Eubela calyx

Scientific classification
- Kingdom: Animalia
- Phylum: Mollusca
- Class: Gastropoda
- Subclass: Caenogastropoda
- Order: Neogastropoda
- Superfamily: Conoidea
- Family: Raphitomidae
- Genus: Eubela
- Species: E. calyx
- Binomial name: Eubela calyx (Dall, 1889)
- Synonyms: Daphnella (Eubela) calyx (Dall, 1889); Mangilia calyx Dall, 1889;

= Eubela calyx =

- Authority: (Dall, 1889)
- Synonyms: Daphnella (Eubela) calyx (Dall, 1889), Mangilia calyx Dall, 1889

Species of gastropod

Eubela calyx is a species of sea snail, a marine gastropod mollusk in the family Raphitomidae.

==Description==
The length of the shell attains 5 mm.

(Original description) The shell is decollate and with the aperture imperfect, having evidently the general form of Eubela limacina, but with a slightly more differentiated siphonal canal. The surface is smooth, polished, with a distinct suture in front of which the fasciole appears as a narrow raised band, with an incised line in front of it and marking its edge. The only other sculpture consists of six or seven sharply incised
lines on the siphonal canal near its anterior end . The whorls and the base are full and rounded.

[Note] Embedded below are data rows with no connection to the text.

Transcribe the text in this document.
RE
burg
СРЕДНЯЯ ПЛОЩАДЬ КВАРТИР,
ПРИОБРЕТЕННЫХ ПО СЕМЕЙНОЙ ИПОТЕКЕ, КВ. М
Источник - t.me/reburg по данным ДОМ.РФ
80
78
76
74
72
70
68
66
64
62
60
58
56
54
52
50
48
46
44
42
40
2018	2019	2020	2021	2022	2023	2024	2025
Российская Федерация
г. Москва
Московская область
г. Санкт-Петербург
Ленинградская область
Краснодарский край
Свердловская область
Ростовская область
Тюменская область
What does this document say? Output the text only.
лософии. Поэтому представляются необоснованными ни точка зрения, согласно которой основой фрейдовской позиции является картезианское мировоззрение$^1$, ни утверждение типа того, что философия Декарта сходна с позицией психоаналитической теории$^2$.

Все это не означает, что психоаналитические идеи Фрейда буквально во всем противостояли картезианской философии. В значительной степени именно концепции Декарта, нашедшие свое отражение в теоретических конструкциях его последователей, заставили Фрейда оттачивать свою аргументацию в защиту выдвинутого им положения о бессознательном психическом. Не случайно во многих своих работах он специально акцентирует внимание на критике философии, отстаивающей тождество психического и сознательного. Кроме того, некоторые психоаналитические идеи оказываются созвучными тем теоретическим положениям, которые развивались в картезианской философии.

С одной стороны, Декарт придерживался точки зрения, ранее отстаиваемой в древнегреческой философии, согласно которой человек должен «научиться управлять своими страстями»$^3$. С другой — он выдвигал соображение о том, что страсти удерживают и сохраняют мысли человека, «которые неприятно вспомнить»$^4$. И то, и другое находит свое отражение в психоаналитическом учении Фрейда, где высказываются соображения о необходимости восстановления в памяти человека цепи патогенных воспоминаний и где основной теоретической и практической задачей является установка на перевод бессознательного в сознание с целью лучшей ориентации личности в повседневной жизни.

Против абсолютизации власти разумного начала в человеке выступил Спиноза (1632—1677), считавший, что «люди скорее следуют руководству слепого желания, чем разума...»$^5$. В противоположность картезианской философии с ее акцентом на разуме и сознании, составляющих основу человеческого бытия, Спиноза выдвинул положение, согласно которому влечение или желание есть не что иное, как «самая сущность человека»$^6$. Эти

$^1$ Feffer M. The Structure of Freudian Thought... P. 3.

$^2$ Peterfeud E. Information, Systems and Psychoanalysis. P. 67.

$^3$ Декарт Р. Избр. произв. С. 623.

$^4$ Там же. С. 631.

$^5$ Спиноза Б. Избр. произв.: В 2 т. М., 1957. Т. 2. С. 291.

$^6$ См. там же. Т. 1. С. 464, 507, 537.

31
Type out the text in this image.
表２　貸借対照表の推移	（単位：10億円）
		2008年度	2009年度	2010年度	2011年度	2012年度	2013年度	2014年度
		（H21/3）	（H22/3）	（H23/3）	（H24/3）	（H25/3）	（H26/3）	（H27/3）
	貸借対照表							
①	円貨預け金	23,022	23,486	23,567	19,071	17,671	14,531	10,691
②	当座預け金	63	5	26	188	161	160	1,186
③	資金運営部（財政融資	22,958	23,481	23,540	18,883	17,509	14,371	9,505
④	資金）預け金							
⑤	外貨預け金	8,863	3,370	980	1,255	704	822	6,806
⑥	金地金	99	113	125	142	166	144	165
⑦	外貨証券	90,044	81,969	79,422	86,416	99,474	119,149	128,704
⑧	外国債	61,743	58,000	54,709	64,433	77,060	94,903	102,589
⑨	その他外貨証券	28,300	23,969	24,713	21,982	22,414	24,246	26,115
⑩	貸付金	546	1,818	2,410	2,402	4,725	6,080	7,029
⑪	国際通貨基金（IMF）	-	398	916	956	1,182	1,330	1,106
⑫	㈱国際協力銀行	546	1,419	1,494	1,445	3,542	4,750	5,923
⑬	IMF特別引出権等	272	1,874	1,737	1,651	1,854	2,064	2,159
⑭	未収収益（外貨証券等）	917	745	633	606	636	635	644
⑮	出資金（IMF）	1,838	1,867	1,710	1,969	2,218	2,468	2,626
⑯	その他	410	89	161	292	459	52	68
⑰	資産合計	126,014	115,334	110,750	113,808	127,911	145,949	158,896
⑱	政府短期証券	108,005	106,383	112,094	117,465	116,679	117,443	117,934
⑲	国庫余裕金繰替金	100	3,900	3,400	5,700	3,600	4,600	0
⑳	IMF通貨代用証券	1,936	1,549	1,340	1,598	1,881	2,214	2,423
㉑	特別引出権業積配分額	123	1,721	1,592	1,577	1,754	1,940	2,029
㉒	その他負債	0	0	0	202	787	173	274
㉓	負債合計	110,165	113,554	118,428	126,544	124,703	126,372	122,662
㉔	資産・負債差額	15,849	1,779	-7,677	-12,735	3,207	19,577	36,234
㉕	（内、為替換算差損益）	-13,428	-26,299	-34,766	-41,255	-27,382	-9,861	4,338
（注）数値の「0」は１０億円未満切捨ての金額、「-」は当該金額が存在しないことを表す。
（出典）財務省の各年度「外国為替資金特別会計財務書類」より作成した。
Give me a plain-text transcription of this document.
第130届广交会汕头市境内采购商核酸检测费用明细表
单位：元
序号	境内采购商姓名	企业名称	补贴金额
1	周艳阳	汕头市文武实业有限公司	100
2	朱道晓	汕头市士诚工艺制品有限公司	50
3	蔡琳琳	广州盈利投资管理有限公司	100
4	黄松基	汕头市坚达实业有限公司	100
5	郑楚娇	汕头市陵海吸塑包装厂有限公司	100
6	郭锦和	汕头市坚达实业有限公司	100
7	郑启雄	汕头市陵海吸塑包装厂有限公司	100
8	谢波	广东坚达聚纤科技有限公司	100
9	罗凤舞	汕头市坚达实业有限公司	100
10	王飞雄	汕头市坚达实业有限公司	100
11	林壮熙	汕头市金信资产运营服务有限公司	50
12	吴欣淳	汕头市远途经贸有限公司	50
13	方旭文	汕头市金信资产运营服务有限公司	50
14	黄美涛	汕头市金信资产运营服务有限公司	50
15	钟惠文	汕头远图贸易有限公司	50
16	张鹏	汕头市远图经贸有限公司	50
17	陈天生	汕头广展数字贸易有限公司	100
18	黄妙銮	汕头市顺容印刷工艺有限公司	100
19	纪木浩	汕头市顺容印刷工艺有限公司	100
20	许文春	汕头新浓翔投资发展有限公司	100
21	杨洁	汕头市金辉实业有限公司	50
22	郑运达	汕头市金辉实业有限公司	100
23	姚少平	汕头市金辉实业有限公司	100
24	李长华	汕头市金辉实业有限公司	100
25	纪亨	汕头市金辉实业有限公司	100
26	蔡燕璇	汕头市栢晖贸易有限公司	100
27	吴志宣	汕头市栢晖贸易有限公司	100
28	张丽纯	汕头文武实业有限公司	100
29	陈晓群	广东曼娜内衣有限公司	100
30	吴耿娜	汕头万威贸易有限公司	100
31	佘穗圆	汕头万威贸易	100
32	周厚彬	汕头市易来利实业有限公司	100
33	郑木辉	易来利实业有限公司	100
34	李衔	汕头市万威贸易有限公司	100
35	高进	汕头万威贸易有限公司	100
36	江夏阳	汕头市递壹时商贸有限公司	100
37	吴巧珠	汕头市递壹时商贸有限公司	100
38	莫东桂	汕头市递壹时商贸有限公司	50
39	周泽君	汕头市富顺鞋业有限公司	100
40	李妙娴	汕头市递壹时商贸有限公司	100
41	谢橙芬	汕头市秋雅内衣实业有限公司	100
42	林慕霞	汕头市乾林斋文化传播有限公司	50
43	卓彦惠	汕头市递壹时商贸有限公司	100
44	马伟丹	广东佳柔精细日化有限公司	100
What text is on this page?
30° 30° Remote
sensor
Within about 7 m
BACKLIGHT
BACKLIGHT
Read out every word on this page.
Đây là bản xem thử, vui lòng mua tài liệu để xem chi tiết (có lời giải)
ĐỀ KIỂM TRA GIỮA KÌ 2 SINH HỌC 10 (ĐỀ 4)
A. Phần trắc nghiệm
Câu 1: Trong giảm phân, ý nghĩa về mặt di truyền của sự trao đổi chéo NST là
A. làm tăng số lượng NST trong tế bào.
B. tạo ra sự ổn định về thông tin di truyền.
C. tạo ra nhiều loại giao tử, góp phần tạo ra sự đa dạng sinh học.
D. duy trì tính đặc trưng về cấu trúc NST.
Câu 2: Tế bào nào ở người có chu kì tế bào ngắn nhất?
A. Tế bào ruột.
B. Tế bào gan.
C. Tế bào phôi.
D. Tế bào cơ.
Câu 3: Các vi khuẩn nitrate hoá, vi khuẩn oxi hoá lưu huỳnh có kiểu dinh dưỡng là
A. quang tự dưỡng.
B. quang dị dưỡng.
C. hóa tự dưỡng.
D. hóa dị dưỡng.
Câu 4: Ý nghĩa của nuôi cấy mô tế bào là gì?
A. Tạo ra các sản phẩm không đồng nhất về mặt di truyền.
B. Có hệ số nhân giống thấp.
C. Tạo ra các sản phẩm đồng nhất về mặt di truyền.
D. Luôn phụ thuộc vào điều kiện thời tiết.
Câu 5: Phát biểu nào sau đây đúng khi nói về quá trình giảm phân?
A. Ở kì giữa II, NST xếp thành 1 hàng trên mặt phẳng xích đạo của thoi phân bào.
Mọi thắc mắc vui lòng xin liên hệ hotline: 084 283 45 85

The incremental lines are visible but faint. The color of the shell is yellowish white with about ten spiral bands of alternate whitish and reddish brown rectangles on the body whorl arranged like the squares on a checkerboard, except that, the white rectangles being longer than the brown ones and the latter being symmetrically arranged. The angles of the brown rectangles in one line do not generally connect with those of the lines in front and behind it. On the curve of the base the rectangles are drawn somewhat lozenge-shaped.

This specimen is but a fragment, yet its characters are so remarkable that a much smaller fragment would be recognizable at once, so the author decided to name it.

==Distribution==
This marine species was found at a depth of 227 m off Cape Hatteras, North Carolina, USA.